Néanmoins l’évolution de la société ne cantonna pas les femmes mariées au seul domaine domestique. La révolution industrielle exigeait de la main d’œuvre et les femmes devinrent des ouvrières, pourvoyeuses d’un salaire. Puis les deux guerres mondiales conduisirent les femmes à sortir de la place qui leur avait été assignée pour remplacer les hommes absents. Démontrant leurs compétences, elles conquirent, grâce à leurs salaires, une indépendance économique qui s’accompagnait bien souvent d’une demande de rééquilibrage au sein du couple. 

L’incapacité juridique de la femme mariée ne correspondait, à l’évidence, plus à la réalité sociale. 

À la fin des années 1950, l’Exécutif et le Parlement estimèrent souhaitable de procéder à une modernisation des régimes matrimoniaux, afin de mettre en conformité le code civil et la sociologie nouvelle. 

Un premier projet de loi sur les régimes matrimoniaux fut déposé en 1959. Fruit des travaux conjoints de la commission de réforme du code civil et des rapports de Pierre MARCILHACY (sénateur de Charente, non inscrit) et Marcel SAMMARCELLI (député de Corse, Union pour la nouvelle République), il n’aboutit pas, faute d’accord sur la gestion des biens propres de la femme dans le cadre du régime de droit commun. Le texte fut retiré de l’ordre du jour, dans l’attente des réactions des mouvements féministes sur la question.

En 1963, Pierre MARCILHACY déposa une proposition de loi adaptant le projet de 1959, dans l’espoir de relancer l’examen de la réforme. 

Sa stratégie fut efficace car, le 17 mars 1965, le gouvernement Pompidou déposait sur le bureau du Sénat un projet de loi portant réforme des régimes matrimoniaux. Le texte, rédigé par le doyen Carbonnier, reprenait les dispositions déjà validées par les parlementaires. 

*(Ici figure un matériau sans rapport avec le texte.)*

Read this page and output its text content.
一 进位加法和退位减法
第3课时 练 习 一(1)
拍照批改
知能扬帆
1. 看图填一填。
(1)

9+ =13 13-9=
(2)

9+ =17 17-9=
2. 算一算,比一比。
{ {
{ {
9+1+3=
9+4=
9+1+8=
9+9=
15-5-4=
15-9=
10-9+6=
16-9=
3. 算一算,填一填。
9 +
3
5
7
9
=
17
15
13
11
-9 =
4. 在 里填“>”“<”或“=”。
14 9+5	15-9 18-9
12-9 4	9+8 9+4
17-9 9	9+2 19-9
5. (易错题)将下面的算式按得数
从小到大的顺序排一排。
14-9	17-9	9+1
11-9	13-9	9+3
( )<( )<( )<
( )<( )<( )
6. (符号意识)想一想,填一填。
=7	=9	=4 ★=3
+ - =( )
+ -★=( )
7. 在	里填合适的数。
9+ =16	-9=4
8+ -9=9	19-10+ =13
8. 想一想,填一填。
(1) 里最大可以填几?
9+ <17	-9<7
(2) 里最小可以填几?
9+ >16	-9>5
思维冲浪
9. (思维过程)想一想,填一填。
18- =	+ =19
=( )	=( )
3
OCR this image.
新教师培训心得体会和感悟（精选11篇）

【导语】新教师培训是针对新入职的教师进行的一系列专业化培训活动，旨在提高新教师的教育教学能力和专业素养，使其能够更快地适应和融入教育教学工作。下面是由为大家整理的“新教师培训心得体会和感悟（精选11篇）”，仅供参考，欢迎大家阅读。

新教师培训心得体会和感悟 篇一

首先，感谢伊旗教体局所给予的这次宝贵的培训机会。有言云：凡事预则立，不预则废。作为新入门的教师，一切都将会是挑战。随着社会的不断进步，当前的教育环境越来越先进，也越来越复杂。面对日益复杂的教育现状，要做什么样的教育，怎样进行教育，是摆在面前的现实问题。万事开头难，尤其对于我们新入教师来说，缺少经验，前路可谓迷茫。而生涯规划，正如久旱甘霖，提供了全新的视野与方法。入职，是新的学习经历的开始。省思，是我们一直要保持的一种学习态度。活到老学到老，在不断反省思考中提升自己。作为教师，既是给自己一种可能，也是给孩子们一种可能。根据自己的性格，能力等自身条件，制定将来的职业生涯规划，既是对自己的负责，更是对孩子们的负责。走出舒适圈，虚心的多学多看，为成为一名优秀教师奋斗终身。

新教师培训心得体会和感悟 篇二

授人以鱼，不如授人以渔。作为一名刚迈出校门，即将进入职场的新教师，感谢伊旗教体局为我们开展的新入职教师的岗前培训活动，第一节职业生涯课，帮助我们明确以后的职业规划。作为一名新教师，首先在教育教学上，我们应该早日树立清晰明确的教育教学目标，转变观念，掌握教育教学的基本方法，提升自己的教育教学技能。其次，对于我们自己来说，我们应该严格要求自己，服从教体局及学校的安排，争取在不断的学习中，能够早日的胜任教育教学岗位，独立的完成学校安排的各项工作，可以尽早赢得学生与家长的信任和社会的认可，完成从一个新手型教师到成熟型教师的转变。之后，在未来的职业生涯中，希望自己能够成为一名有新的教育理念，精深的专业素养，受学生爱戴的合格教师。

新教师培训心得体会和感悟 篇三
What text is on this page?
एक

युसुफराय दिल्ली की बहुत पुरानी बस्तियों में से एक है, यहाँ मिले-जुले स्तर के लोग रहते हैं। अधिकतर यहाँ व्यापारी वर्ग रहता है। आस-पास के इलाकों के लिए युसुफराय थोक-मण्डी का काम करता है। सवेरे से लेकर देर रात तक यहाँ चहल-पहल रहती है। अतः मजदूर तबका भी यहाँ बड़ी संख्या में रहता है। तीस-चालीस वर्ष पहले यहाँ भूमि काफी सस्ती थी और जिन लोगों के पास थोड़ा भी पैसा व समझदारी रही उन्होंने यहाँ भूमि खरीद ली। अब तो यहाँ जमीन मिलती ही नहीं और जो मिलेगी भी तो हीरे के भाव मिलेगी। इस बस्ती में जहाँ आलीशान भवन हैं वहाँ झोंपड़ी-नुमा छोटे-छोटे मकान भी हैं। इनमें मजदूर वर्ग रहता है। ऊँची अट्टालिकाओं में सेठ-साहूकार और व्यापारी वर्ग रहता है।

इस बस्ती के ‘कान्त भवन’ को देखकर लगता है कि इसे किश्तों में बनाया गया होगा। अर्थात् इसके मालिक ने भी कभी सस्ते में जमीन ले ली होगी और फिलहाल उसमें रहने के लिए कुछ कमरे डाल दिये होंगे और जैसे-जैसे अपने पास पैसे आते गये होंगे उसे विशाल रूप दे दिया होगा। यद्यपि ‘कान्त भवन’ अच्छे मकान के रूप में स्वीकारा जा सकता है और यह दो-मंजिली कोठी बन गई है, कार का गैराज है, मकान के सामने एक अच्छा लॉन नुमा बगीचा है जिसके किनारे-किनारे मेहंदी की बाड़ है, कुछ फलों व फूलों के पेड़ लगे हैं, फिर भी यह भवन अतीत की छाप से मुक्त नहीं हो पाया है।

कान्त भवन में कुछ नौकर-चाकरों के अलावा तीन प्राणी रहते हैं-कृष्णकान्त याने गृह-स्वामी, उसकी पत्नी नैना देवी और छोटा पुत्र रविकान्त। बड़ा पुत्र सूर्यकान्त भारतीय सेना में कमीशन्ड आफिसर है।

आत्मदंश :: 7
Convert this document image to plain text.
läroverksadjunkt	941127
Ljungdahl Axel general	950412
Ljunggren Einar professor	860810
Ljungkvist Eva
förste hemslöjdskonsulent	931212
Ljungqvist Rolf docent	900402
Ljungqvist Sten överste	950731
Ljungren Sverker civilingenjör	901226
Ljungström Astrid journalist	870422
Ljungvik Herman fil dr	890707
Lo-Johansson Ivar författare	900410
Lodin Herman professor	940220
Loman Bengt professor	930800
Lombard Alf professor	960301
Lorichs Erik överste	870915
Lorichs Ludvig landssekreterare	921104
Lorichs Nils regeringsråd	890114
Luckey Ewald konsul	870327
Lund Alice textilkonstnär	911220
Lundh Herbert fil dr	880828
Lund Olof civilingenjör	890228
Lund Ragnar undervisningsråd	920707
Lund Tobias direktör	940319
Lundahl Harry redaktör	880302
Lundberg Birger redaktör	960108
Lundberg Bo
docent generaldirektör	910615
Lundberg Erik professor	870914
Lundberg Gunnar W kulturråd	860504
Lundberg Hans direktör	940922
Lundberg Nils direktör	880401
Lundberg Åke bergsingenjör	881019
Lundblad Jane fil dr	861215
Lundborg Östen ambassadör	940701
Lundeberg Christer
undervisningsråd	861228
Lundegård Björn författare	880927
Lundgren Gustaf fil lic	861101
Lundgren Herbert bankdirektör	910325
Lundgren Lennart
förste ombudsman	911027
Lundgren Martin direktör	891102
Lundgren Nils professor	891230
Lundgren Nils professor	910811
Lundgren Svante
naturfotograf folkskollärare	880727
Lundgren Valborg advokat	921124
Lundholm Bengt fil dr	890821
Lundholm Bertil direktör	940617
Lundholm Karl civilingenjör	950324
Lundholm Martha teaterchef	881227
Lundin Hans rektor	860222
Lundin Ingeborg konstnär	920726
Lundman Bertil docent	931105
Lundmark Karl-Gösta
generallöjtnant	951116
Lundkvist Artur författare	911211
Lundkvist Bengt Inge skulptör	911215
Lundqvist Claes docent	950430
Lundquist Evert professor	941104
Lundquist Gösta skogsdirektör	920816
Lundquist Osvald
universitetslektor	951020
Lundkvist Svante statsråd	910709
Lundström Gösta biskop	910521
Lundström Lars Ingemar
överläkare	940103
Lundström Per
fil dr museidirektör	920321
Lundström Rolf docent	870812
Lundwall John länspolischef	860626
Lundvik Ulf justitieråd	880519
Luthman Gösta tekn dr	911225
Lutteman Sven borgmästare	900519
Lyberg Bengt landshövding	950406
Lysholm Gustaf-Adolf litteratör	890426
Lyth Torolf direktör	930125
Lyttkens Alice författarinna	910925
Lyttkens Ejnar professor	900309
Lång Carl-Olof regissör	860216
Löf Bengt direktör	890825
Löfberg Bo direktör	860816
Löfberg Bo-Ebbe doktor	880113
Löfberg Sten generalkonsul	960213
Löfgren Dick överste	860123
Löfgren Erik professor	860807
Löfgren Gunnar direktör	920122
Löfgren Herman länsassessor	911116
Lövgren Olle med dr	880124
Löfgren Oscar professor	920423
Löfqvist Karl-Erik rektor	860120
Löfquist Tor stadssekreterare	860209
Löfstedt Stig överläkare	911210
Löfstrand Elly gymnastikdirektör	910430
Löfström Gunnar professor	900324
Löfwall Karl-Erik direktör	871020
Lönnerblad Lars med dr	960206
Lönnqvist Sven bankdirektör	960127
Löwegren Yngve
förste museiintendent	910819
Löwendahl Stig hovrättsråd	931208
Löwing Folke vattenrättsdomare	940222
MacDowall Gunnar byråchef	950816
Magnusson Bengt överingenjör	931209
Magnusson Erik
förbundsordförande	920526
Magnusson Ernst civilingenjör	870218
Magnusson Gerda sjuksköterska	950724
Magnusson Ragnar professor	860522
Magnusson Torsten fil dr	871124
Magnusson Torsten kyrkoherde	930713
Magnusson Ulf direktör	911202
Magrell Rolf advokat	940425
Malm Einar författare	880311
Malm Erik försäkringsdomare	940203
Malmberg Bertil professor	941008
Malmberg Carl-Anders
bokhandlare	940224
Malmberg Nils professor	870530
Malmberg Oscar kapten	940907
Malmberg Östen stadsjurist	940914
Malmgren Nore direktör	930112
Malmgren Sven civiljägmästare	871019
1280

Au Sénat, Pierre MARCILHACY qui travaillait sur le sujet depuis huit ans – il avait été associé aux travaux de la commission de réforme du code civil – fut nommé rapporteur de la commission des lois.

Après deux jours de discussion, il pouvait déclarer, avant le vote du 11 mai 1965 que « Le Sénat qui, sous la IIIe République avait la réputation d’être assez solidement antiféministe, se trouve à l’avant-garde de toutes les dispositions qui, depuis 1945, ont amené progressivement l’amélioration de la condition de la femme mariée ». Le texte fut voté à l’unanimité, prouvant ainsi que le rapporteur ne s’était pas trompé sur l’engagement du Sénat en faveur de la cause féministe.

Après avoir également été examiné et adopté par l’Assemblée nationale, le texte fut promulgué le 13 juillet 1965 et publié le jour suivant au Journal officiel.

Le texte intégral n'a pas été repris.